Great Plains Studies, Center for

 

Date of this Version

Fall 2009

Citation

Published in Great Plains Research 19.2 (Fall 2009): 241-42.

Comments

Copyright 2009 Center for Great Plains Studies, University of Nebraska-Lincoln. Used by permission.

Abstract

This work presents a body of edited ethnographic field notes on the Comanches, the majority of it from the field notes of the 1933 Santa Fe Laboratory of Anthropology “Field Training Course in Anthropological Field Methods,” popularly known as the “Field Party.” This party consisted of five male graduate students (Waldo R. Wedel, E. Adamson Hoebel, Gustav G. Carlson, James Nixon Hadley, and Henry C. Lockett) and two female graduate students (F. Gore Hoebel and Martha Chapman), under Dr. Ralph Linton who conducted six weeks of ethnographic fieldwork with eighteen Comanche elders in June and July of 1933. The surviving sets of these notes (Wedel’s, Hoebel’s, Carlson’s) were compiled and edited by Thomas Kavanagh. Robert Lowie’s brief Comanche field notes collected in 1912 are also included.

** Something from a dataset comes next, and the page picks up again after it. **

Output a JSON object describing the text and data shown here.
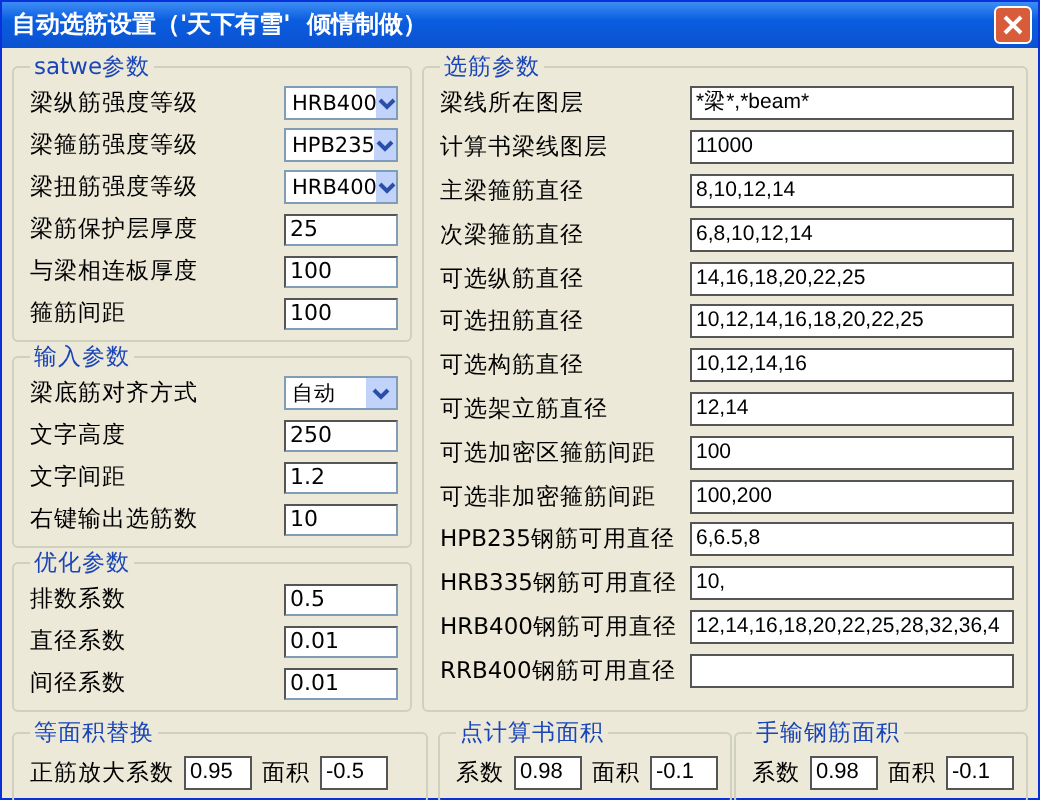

Kavanagh offers background on the field school and its methods, biographical sketches and photos of the students and Comanche consultants, and an account of transcription methods. The latter task included photocopying typescripts of portions of the material, passing them through an optical character reader and comparing them with the original manuscripts, transcribing other sections by hand, and standardizing the various sets of notes through painstaking editing, with attention to linguistic aspects and context.